Portland’s Jews know their state’s racist history. Now the chaos has some beefing up security.
No one knows better than Portland, Ore.’s Jewish community that their state has a history of racist hate — indeed, that it was founded by white supremacists.
As the state grew, it evolved into a place of extremes on both left and right. Now, those groups are confronting each other directly, on a daily basis, in the city that’s the center of the state’s Jewish population.

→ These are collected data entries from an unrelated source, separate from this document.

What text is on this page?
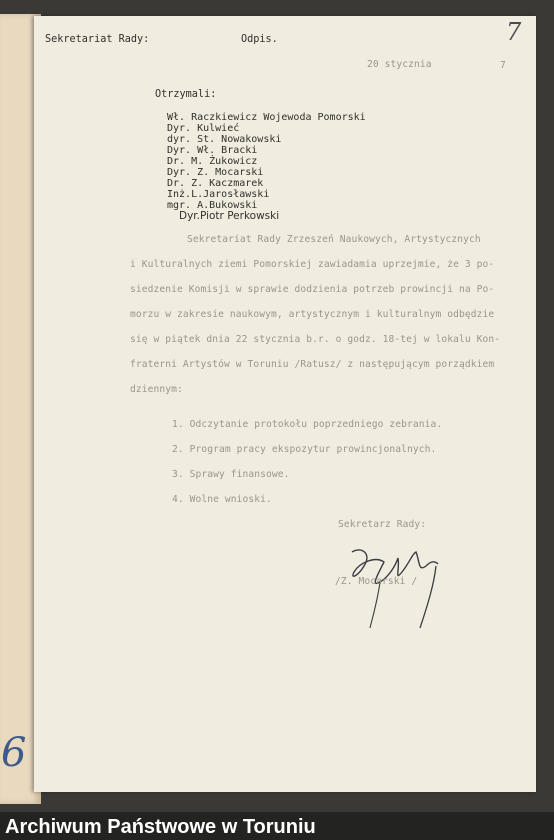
6
Sekretariat Rady:	Odpis.
20 stycznia	7
7
Otrzymali:
Wł. Raczkiewicz Wojewoda Pomorski
Dyr. Kulwieć
dyr. St. Nowakowski
Dyr. Wł. Bracki
Dr. M. Żukowicz
Dyr. Z. Mocarski
Dr. Z. Kaczmarek
Inż.L.Jarosławski
mgr. A.Bukowski
Dyr.Piotr Perkowski
Sekretariat Rady Zrzeszeń Naukowych, Artystycznych
i Kulturalnych ziemi Pomorskiej zawiadamia uprzejmie, że 3 po-
siedzenie Komisji w sprawie dodzienia potrzeb prowincji na Po-
morzu w zakresie naukowym, artystycznym i kulturalnym odbędzie
się w piątek dnia 22 stycznia b.r. o godz. 18-tej w lokalu Kon-
fraterni Artystów w Toruniu /Ratusz/ z następującym porządkiem
dziennym:
1. Odczytanie protokołu poprzedniego zebrania.
2. Program pracy ekspozytur prowincjonalnych.
3. Sprawy finansowe.
4. Wolne wnioski.
Sekretarz Rady:
/Z. Mocarski /
Archiwum Państwowe w Toruniu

While many rabbis say their congregations support peaceful protest and deplore systemic racism, there’s also a lot of fear, and talk of increased security.
“You get out of the city, you get to red country, you really see the red-blue divide of America here,” said Rabbi David Kosak, a New York native who arrived in Portland just years ago to lead the Conservative Neveh Shalom synagogue. “You have a very liberal, far-left enclave city, a homelessness crisis, a global pandemic, Black Lives Matter and a terrible history of racism.”
Jews have been living in Portland since 1849; the big names include an early mayor, Bernard Goldsmith, who served from 1869 to 1871, and “Soda Pop King” Louis Albert.
Yet last year, a swastika was emblazoned on a tree at the high school Kosak’s son attends, and a b’nai mitzvah student of his was told by a classmate that Jews should be “incinerated.”
Brittany Rosenthal is a student and a native Portlander who’s been active in the protests. She sees the state’s struggle as part of a broader issue: “We have a problem with white supremacy, but it’s not just here in Oregon. I think it’s everywhere and that’s really scary.”
Kosak’s congregation of roughly 2,000 members includes both marchers and people who are horrified by what’s happening downtown because that’s where they make their living.
In the Orthodox Kesser Israel community, consisting of 125 families, several family businesses have been badly damaged and looted by violent protesters, said the synagogue’s rabbi, Rabbi Ken Brodkin. Some community members are vacating downtown office spaces to move to another part of the city.
“We support peaceful protest, but obviously destruction and violence are not the ways to solve issues in our society,” said Brodkin. “It speaks to some of the problems that are plaguing this country. That’s why Portland has become this focal point.”
Of course, large swaths of the Jewish community are disconnected from the protests and violence, said Irving Potter, a lawyer who is active in the Jewish community, in an email.
“While there has been a lot of activity in parts of downtown, the huge majority of Portland’s Jews do not live in downtown and are not engulfed in chaos,” he said. “We are no more on edge than anyone else living through this pandemic.”
Yet the Orthodox synagogues, which are having in-person services, do feel compelled to invest more in security right now. Brodkin said it’s necessary for his synagogue, because Portland’s law enforcement is stretched thin.
“When we’ve got far-left and far-right, that’s dangerous, because one thing they’ve got in common is opposition to the Jews,” Brodkin said.
Both Jews and Black people have suffered in Portland, said Rabbi Ariel Stone, referring to a highway that was built through both communities. A leader of the Shir Tikvah synagogue and a frequent demonstrator.
Stone said that the memory still lingers of how, in the early 2000’s, the local Jewish community went through an arduous process in trying to construct a Holocaust memorial. A white community nearby said it should be located near the train tracks.
“There’s a fair amount of indifference and even callousness here towards marginalized communities,” she said.
Rabbi Motti Wilhelm, a rabbi in the Chabad-Lubavitcher movement, is grappling with several problems. His building caught on fire twice in August. The first was thought to be electric, according to Oregon Live. The second destroyed the building; both fires are under investigation, Wilhelm told the Forward.
Wilhelm has also increased security for his congregation, in advance of their in-person services for the High Holidays, and saw that his teachers received active shooter training.
“I don’t want to be alarmist,” he said, “but we have an obligation to respond responsibly when things happen.”